19. Intellectual Property Rights
19.1. The intellectual property rights in the Service and any hardware or software used in connection with the Service is and will at all times remain Brightpearl’s property or that of Brightpearl's licensors.
19.2. In the event that the Service infringes any third party rights, Brightpearl will indemnify you against any loss or damage and shall defend and/or settle any third party claim that the Service infringes provided always that you promptly notify Brightpearl of any such claim in writing, give Brightpearl the sole control of any such action or proceedings and give Brightpearl such assistance as it may reasonably require to settle and/or defend such action or proceedings. Any award of costs and/or damages shall belong to Brightpearl In such event, Brightpearl shall, at its option:
I. procure for you the right to continue to use the Service;
II. make the Service available without infringing so far as Brightpearl is aware any third party Intellectual Property Rights; or
III. terminate this Agreement forthwith on written notice to you.
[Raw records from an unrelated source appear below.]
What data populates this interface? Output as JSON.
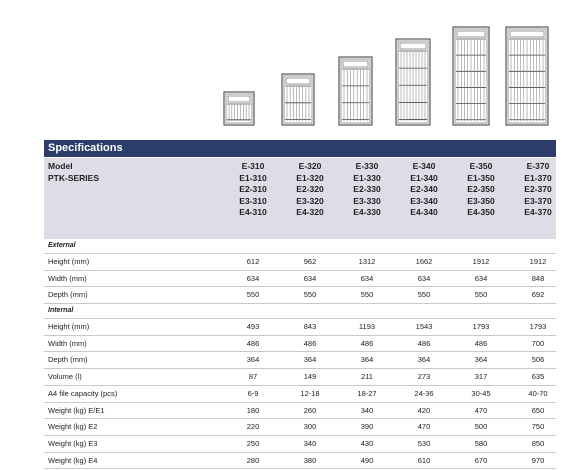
{
  "title": "Specifications",
  "model_labels": [
    "Model",
    "PTK-SERIES"
  ],
  "models": [
    [
      "E-310",
      "E1-310",
      "E2-310",
      "E3-310",
      "E4-310"
    ],
    [
      "E-320",
      "E1-320",
      "E2-320",
      "E3-320",
      "E4-320"
    ],
    [
      "E-330",
      "E1-330",
      "E2-330",
      "E3-330",
      "E4-330"
    ],
    [
      "E-340",
      "E1-340",
      "E2-340",
      "E3-340",
      "E4-340"
    ],
    [
      "E-350",
      "E1-350",
      "E2-350",
      "E3-350",
      "E4-350"
    ],
    [
      "E-370",
      "E1-370",
      "E2-370",
      "E3-370",
      "E4-370"
    ]
  ],
  "sections": [
    {
      "name": "External",
      "rows": [
        {
          "label": "Height (mm)",
          "values": [
            "612",
            "962",
            "1312",
            "1662",
            "1912",
            "1912"
          ]
        },
        {
          "label": "Width (mm)",
          "values": [
            "634",
            "634",
            "634",
            "634",
            "634",
            "848"
          ]
        },
        {
          "label": "Depth (mm)",
          "values": [
            "550",
            "550",
            "550",
            "550",
            "550",
            "692"
          ]
        }
      ]
    },
    {
      "name": "Internal",
      "rows": [
        {
          "label": "Height (mm)",
          "values": [
            "493",
            "843",
            "1193",
            "1543",
            "1793",
            "1793"
          ]
        },
        {
          "label": "Width (mm)",
          "values": [
            "486",
            "486",
            "486",
            "486",
            "486",
            "700"
          ]
        },
        {
          "label": "Depth (mm)",
          "values": [
            "364",
            "364",
            "364",
            "364",
            "364",
            "506"
          ]
        },
        {
          "label": "Volume (l)",
          "values": [
            "87",
            "149",
            "211",
            "273",
            "317",
            "635"
          ]
        },
        {
          "label": "A4 file capacity (pcs)",
          "values": [
            "6-9",
            "12-18",
            "18-27",
            "24-36",
            "30-45",
            "40-70"
          ]
        },
        {
          "label": "Weight (kg) E/E1",
          "values": [
            "180",
            "260",
            "340",
            "420",
            "470",
            "650"
          ]
        },
        {
          "label": "Weight (kg) E2",
          "values": [
            "220",
            "300",
            "390",
            "470",
            "500",
            "750"
          ]
        },
        {
          "label": "Weight (kg) E3",
          "values": [
            "250",
            "340",
            "430",
            "530",
            "580",
            "850"
          ]
        },
        {
          "label": "Weight (kg) E4",
          "values": [
            "280",
            "380",
            "490",
            "610",
            "670",
            "970"
          ]
        }
      ]
    }
  ],
  "colors": {
    "header": "#2d3d6b",
    "model_band": "#dcdde6"
  },
  "icon": "filing-cabinet-icon"
}
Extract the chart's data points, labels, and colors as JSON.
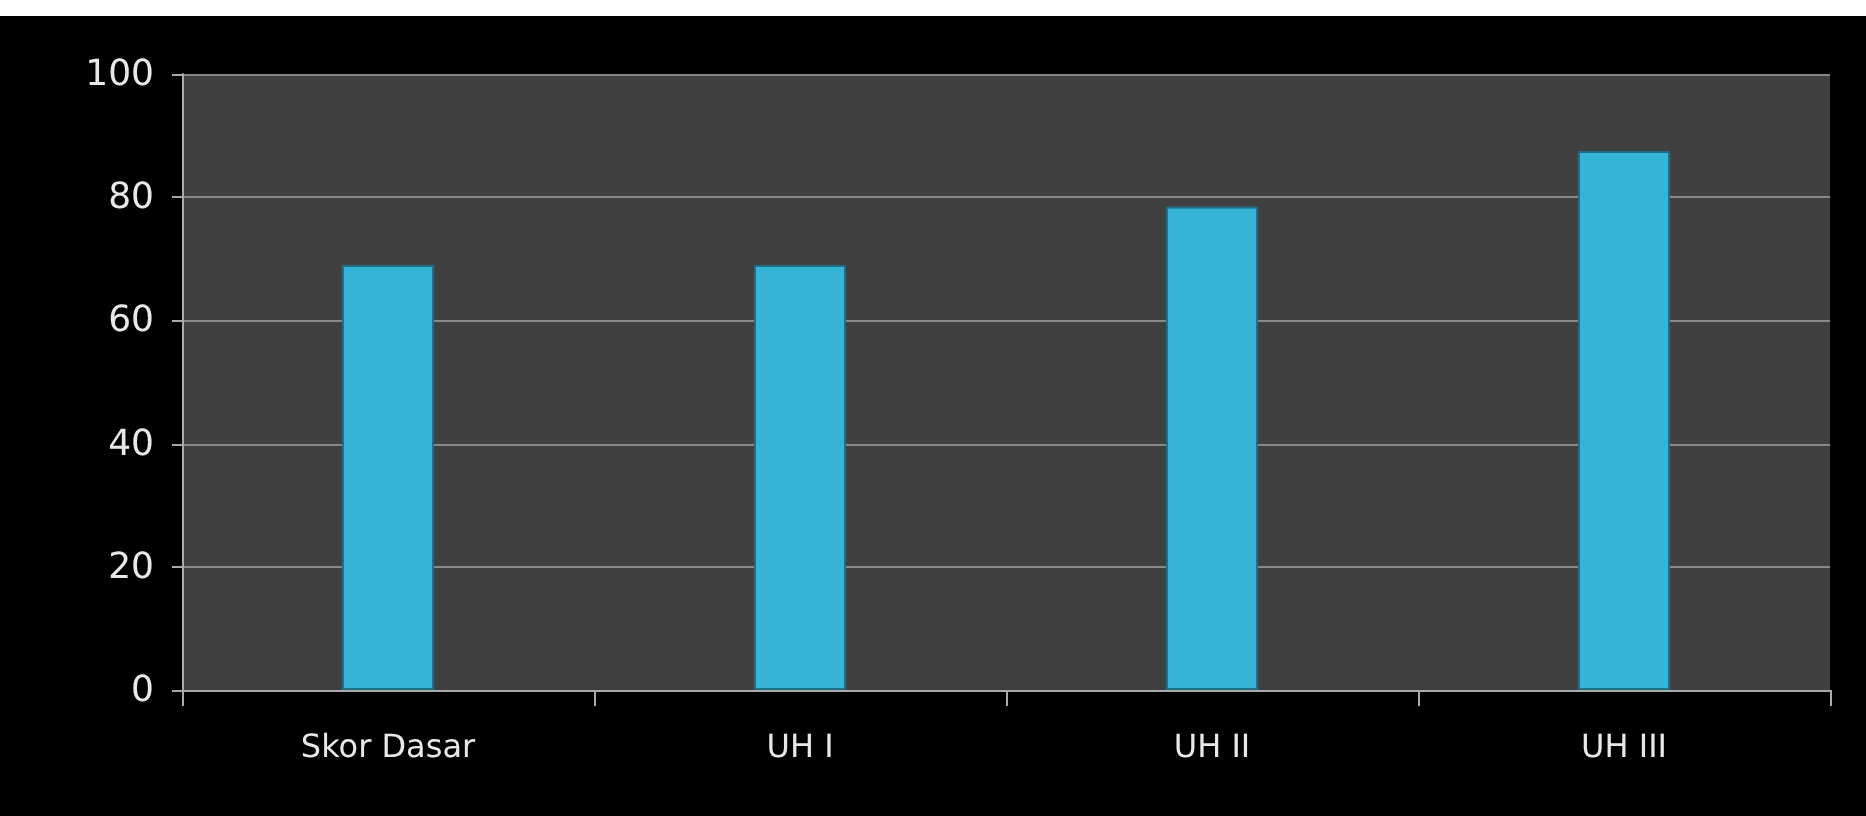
{
  "chart_data": {
    "type": "bar",
    "categories": [
      "Skor Dasar",
      "UH I",
      "UH II",
      "UH III"
    ],
    "values": [
      69,
      69,
      78.5,
      87.5
    ],
    "color": "#36b4d8",
    "ylim": [
      0,
      100
    ],
    "yticks": [
      0,
      20,
      40,
      60,
      80,
      100
    ],
    "grid": "y"
  }
}
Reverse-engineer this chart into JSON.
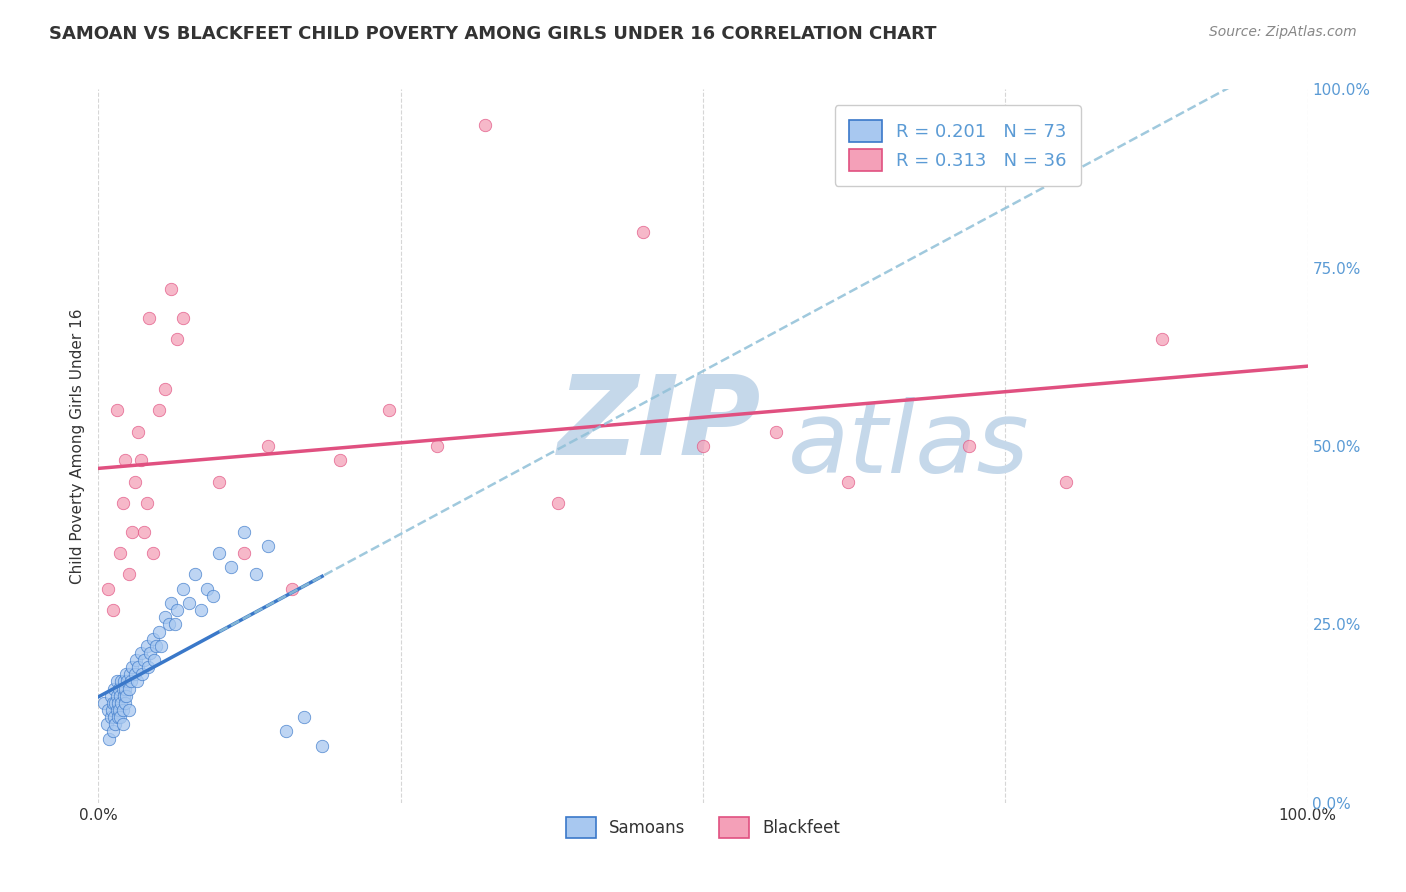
{
  "title": "SAMOAN VS BLACKFEET CHILD POVERTY AMONG GIRLS UNDER 16 CORRELATION CHART",
  "source": "Source: ZipAtlas.com",
  "ylabel": "Child Poverty Among Girls Under 16",
  "legend_samoans_label": "R = 0.201   N = 73",
  "legend_blackfeet_label": "R = 0.313   N = 36",
  "legend_samoans_text": "Samoans",
  "legend_blackfeet_text": "Blackfeet",
  "samoans_color": "#A8C8F0",
  "blackfeet_color": "#F4A0B8",
  "regression_samoans_color": "#3A78C9",
  "regression_blackfeet_color": "#E05080",
  "dashed_line_color": "#90C0D8",
  "watermark_zip_color": "#C5D8EA",
  "watermark_atlas_color": "#C5D8EA",
  "title_color": "#333333",
  "right_axis_color": "#5B9BD5",
  "background_color": "#FFFFFF",
  "grid_color": "#CCCCCC",
  "samoans_x": [
    0.005,
    0.007,
    0.008,
    0.009,
    0.01,
    0.01,
    0.011,
    0.012,
    0.012,
    0.013,
    0.013,
    0.014,
    0.014,
    0.015,
    0.015,
    0.015,
    0.016,
    0.016,
    0.017,
    0.017,
    0.018,
    0.018,
    0.019,
    0.019,
    0.02,
    0.02,
    0.02,
    0.021,
    0.021,
    0.022,
    0.022,
    0.023,
    0.023,
    0.024,
    0.025,
    0.025,
    0.026,
    0.027,
    0.028,
    0.03,
    0.031,
    0.032,
    0.033,
    0.035,
    0.036,
    0.038,
    0.04,
    0.041,
    0.043,
    0.045,
    0.046,
    0.048,
    0.05,
    0.052,
    0.055,
    0.058,
    0.06,
    0.063,
    0.065,
    0.07,
    0.075,
    0.08,
    0.085,
    0.09,
    0.095,
    0.1,
    0.11,
    0.12,
    0.13,
    0.14,
    0.155,
    0.17,
    0.185
  ],
  "samoans_y": [
    0.14,
    0.11,
    0.13,
    0.09,
    0.15,
    0.12,
    0.13,
    0.14,
    0.1,
    0.16,
    0.12,
    0.14,
    0.11,
    0.15,
    0.13,
    0.17,
    0.14,
    0.12,
    0.16,
    0.13,
    0.15,
    0.12,
    0.17,
    0.14,
    0.16,
    0.13,
    0.11,
    0.17,
    0.15,
    0.16,
    0.14,
    0.18,
    0.15,
    0.17,
    0.16,
    0.13,
    0.18,
    0.17,
    0.19,
    0.18,
    0.2,
    0.17,
    0.19,
    0.21,
    0.18,
    0.2,
    0.22,
    0.19,
    0.21,
    0.23,
    0.2,
    0.22,
    0.24,
    0.22,
    0.26,
    0.25,
    0.28,
    0.25,
    0.27,
    0.3,
    0.28,
    0.32,
    0.27,
    0.3,
    0.29,
    0.35,
    0.33,
    0.38,
    0.32,
    0.36,
    0.1,
    0.12,
    0.08
  ],
  "blackfeet_x": [
    0.008,
    0.012,
    0.015,
    0.018,
    0.02,
    0.022,
    0.025,
    0.028,
    0.03,
    0.033,
    0.035,
    0.038,
    0.04,
    0.042,
    0.045,
    0.05,
    0.055,
    0.06,
    0.065,
    0.07,
    0.1,
    0.12,
    0.14,
    0.16,
    0.2,
    0.24,
    0.28,
    0.32,
    0.38,
    0.45,
    0.5,
    0.56,
    0.62,
    0.72,
    0.8,
    0.88
  ],
  "blackfeet_y": [
    0.3,
    0.27,
    0.55,
    0.35,
    0.42,
    0.48,
    0.32,
    0.38,
    0.45,
    0.52,
    0.48,
    0.38,
    0.42,
    0.68,
    0.35,
    0.55,
    0.58,
    0.72,
    0.65,
    0.68,
    0.45,
    0.35,
    0.5,
    0.3,
    0.48,
    0.55,
    0.5,
    0.95,
    0.42,
    0.8,
    0.5,
    0.52,
    0.45,
    0.5,
    0.45,
    0.65
  ],
  "right_yticks": [
    0.0,
    0.25,
    0.5,
    0.75,
    1.0
  ],
  "right_ytick_labels": [
    "0.0%",
    "25.0%",
    "50.0%",
    "75.0%",
    "100.0%"
  ],
  "ylim": [
    0.0,
    1.0
  ],
  "xlim": [
    0.0,
    1.0
  ],
  "samoans_line_xrange": [
    0.0,
    0.185
  ],
  "dashed_line_xrange": [
    0.1,
    1.0
  ]
}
19.3. The indemnity in Clause 19.2 above shall not apply to any infringement resulting from:
I. use of the Service which does not comply with the uses permitted under this Agreement;
II. any modification or change to the Service carried out by Brightpearl on your request; or
III. the combination of the Service with any third party product and/or service or modification undertaken by you without the prior written consent of Brightpearl.
20. Force Majeure
20.1. The obligations of each party under this Agreement shall be suspended during the period and to the extent that such party is prevented or hindered from complying with them by any cause beyond its reasonable control. In the event that the cause continues for more than thirty (30) days either party may terminate this Agreement immediately upon written notice to the other party in accordance with Clause 14.1.3 under the “Termination” section above.
21. Contract (Rights of Third Parties) Act 1999
21.1. Nothing in this Agreement is intended to confer on a person any right to enforce any term of this Agreement which that person would not have had but for the Contract (Rights of Third Parties) Act 1999.
22. Assignment
You are not entitled to transfer or assign this Agreement without Brightpearl’s prior written consent. Brightpearl may assign, sub-contract or sub-let this Agreement or any part thereof
22.1. Dispute Resolution
I. All disputes between the parties arising out of or relating to this Agreement or the breach, termination or validity thereof shall be referred by either party in writing, first to each party’s representative. The representatives shall meet and attempt to resolve the dispute within a period of thirty (30) days from the date of referral of the dispute to them.
22.2. Governing Law
I. This Agreement shall be governed by and construed in accordance with the laws of England and Wales and each party hereby irrevocably submits to the exclusive jurisdiction of the Courts of England and Wales. Notwithstanding the foregoing nothing herein shall preclude either party from seeking injunctions from any court of competent jurisdiction in order to protect its intellectual property rights or confidential information
23. Brightpearl Head Office Location
23.1. The head office of Brightpearl is located at: First Floor, New Bond House, Bond Street, Bristol, BS2 9AG, United Kingdom.